JR: I just wanted to give you feedback because it really is
making a difference in a musician's understanding of how to play Telemann.

Some of us were remarking how Telemann doesn't seem to have a "style" set
in the mind of the modern player (unlike JS Bach or Vivaldi or Handel). Yet,
Telemann was the champion composer of his time in popularity.
However, when played in sixth comma meantone, likely the most popular
German meantone of them all in the 18th century, there is genuine truth to tell,
through the performance.

All best, Johnny Reinhard

🔗Brad Lehman <bpl@umich.edu>

3/25/2006 12:45:59 PM

> Date: Wed, 22 Mar 2006 23:16:26 -0500
> From: Afmmjr@aol.com
>Subject: Sixth Comma Meantone
>(...)
>I have seen harpsichordist retune an entire harpsichord in >Werckmeister III in 15 minutes, which
>is what is stated by Werckmeister himself, and is reputed of J.S. >Bach. 2 pitches should be
>nothing at all.

Let's clarify a few things on this.

- "Werckmeister III" is not a harpsichord temperament at all, but was rather specified by Werckmeister for organs.
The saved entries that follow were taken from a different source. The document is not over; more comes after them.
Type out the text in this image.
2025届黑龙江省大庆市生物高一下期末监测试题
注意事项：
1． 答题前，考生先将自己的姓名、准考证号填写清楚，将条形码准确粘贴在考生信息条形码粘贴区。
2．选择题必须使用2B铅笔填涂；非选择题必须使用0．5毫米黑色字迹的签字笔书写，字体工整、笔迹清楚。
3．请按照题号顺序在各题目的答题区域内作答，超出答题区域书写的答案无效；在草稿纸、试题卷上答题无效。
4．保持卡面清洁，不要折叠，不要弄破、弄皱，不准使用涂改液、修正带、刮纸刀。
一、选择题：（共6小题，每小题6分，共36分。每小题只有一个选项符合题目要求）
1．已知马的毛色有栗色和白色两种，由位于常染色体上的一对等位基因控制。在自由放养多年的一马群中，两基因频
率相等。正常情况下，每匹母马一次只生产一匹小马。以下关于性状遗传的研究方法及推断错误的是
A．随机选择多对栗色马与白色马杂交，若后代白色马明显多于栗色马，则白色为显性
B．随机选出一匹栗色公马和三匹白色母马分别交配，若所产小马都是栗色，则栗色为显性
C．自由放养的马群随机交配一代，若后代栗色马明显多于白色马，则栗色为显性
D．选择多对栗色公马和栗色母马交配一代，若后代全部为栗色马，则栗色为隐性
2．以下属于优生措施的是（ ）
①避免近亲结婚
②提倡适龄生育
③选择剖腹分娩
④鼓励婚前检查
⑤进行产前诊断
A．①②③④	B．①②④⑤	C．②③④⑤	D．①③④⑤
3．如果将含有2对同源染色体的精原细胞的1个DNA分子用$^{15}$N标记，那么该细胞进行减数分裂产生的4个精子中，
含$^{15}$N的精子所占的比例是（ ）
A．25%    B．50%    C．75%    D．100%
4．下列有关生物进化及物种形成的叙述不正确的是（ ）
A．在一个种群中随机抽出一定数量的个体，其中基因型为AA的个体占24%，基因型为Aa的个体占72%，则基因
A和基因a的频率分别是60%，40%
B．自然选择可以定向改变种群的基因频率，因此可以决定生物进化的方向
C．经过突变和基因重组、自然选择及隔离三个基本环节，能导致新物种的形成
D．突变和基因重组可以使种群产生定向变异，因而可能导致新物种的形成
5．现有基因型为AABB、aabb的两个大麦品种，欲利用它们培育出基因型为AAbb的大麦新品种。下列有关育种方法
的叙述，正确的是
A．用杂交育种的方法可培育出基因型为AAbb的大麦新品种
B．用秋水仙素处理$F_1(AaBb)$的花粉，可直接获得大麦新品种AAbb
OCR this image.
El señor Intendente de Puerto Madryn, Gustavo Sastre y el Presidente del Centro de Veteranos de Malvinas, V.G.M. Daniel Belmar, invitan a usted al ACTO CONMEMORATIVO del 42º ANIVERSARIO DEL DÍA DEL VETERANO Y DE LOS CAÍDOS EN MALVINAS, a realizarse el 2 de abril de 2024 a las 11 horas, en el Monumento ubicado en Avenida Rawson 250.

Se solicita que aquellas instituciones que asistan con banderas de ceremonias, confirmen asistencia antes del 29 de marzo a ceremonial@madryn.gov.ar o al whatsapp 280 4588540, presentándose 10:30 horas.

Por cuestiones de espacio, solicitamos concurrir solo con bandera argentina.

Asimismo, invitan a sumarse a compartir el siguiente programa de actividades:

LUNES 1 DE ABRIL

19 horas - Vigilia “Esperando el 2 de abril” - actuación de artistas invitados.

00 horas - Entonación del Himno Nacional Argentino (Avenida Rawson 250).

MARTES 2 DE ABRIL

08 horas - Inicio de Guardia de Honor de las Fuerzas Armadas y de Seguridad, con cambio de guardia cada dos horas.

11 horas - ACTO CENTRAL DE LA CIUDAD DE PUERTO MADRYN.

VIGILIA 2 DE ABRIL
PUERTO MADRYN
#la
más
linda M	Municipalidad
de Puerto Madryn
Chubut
- It's not reputed of JSB that he retuned an entire harpsichord in Werckmeister III in 15 minutes. It's reputed that JSB tuned entire harpsichords in 15 minutes, with nothing said one way or the other about W-III *ever* in any of his practice.

- To tune an entire hpsi in 15 minutes is really not such a remarkable thing. I do mine in under 10, as usual practice, and so do other harpsichordists of my acquaintance. All by ear, starting from a single tuning fork. One need only use a simple-enough system to set the basic bearing octave(s) in 3 or 4 minutes; and then copy unisons and octaves everywhere. I can set up *any* of the systems I've presented here
http://www-personal.umich.edu/~bpl/larips/practical.html
in well under 15, and I don't consider that to be a terribly rare or noteworthy thing; just basic skill to be a serious harpsichordist. Like any other crafty skill, it just takes training and practice and confidence to work up to that fluency.

- Some of my own practical remarks about 1/6 comma are here:
http://www-personal.umich.edu/~bpl/larips/meantone.html

p.s. I did my Italian virginal in regular 1/4 comma yesterday, in under 6 minutes.